Although there is no clear black-and-white distinction, the general approach can be determined according to the woman’s ovarian reserve. Of course, it is possible to achieve success with the traditional “collect eggs and perform fresh transfer” method. However, if we want to exceed the chances provided by this method, we need to utilize some special techniques. I will not discuss the techniques that are still in the experimental stage here.

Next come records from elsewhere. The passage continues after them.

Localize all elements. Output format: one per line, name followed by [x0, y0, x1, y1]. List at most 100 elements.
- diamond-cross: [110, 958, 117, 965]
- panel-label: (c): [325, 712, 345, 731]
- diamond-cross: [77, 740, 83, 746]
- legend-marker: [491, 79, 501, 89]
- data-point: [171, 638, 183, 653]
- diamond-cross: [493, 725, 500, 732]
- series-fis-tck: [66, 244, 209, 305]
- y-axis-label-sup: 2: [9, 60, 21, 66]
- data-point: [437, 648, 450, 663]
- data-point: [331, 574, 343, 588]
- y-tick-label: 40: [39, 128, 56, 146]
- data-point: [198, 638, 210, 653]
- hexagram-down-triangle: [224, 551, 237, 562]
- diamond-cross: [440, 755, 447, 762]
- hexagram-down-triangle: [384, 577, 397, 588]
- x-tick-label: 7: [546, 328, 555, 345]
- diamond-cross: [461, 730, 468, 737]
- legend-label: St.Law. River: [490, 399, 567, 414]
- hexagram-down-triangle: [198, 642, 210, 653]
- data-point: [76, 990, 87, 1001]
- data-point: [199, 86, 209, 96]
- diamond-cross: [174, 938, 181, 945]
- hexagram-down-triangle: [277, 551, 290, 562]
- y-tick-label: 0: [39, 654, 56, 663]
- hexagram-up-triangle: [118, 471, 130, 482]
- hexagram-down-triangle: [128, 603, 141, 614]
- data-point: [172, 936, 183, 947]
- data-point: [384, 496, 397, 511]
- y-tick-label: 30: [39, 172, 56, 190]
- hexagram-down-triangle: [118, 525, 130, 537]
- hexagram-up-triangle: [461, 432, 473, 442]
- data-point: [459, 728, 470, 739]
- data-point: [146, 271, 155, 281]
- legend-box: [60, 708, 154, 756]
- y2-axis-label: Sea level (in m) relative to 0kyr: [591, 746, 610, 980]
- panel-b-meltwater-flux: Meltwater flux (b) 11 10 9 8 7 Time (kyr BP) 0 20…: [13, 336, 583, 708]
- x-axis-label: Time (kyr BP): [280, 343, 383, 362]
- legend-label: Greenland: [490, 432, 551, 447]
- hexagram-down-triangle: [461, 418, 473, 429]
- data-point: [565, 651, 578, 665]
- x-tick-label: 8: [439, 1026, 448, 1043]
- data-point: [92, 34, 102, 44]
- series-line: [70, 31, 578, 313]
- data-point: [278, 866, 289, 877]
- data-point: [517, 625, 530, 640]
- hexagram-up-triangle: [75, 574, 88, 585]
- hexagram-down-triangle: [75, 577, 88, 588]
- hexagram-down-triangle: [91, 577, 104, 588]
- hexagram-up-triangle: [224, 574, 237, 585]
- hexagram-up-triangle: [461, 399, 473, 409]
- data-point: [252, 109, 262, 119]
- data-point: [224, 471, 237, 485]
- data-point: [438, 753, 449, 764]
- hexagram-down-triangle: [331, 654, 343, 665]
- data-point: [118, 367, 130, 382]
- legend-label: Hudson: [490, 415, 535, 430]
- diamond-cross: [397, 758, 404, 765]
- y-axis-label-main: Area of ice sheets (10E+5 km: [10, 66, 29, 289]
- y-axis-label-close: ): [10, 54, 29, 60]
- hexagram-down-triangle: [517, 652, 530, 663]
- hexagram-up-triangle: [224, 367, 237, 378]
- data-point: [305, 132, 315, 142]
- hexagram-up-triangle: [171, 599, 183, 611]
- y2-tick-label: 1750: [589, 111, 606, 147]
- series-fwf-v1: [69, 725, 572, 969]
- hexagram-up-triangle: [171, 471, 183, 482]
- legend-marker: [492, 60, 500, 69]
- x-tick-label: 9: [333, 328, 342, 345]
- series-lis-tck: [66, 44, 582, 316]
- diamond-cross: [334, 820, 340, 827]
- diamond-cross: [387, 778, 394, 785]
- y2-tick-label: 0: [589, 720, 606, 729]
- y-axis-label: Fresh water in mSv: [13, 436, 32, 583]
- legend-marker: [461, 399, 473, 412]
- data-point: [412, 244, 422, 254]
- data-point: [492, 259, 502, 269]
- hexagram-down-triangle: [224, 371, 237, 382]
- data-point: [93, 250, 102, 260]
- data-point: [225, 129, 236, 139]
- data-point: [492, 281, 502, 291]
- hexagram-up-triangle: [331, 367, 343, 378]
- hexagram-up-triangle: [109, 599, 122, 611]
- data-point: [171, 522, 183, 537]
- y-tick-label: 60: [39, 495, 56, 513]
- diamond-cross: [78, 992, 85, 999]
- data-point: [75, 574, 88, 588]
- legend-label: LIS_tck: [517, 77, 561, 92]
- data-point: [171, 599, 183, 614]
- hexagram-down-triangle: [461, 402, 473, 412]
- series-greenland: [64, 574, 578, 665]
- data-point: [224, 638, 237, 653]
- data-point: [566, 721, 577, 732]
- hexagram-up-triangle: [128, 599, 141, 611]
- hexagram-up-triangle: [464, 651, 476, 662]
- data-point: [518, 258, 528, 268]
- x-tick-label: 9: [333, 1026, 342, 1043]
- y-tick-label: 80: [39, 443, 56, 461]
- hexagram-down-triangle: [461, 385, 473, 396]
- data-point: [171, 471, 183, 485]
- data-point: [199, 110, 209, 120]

If the ovarian reserve is good, performing chromosomal screening on the embryos (PGS, PGT) should be considered. The general logic is this: If there is a high likelihood of forming many embryos, we may struggle to select the best ones just by looking at their images. At this point, we rely on comprehensive genetic tests performed on the embryos to determine which embryo has the potential to create a healthy baby with high reliability. This means that our chances of having a healthy baby per transfer increase. It also causes less psychological, physical, and financial strain on the couple.
If the ovarian reserve is diminished, creating an embryo pool increases pregnancy rates per transfer. Instead of transferring a single embryo, selecting the best one from, for example, 5 embryos is responsible for this increase. To achieve this chance, it is necessary to perform egg retrievals two or more times and to freeze and accumulate the embryos. This method is more advantageous psychologically and financially compared to the collect-transfer method each time. It should also be noted that even if the couple has only one embryo, chromosomal testing can be performed on a suitable quality embryo.
In addition to all this, it should not be forgotten that there is an upper limit to female age in IVF treatments.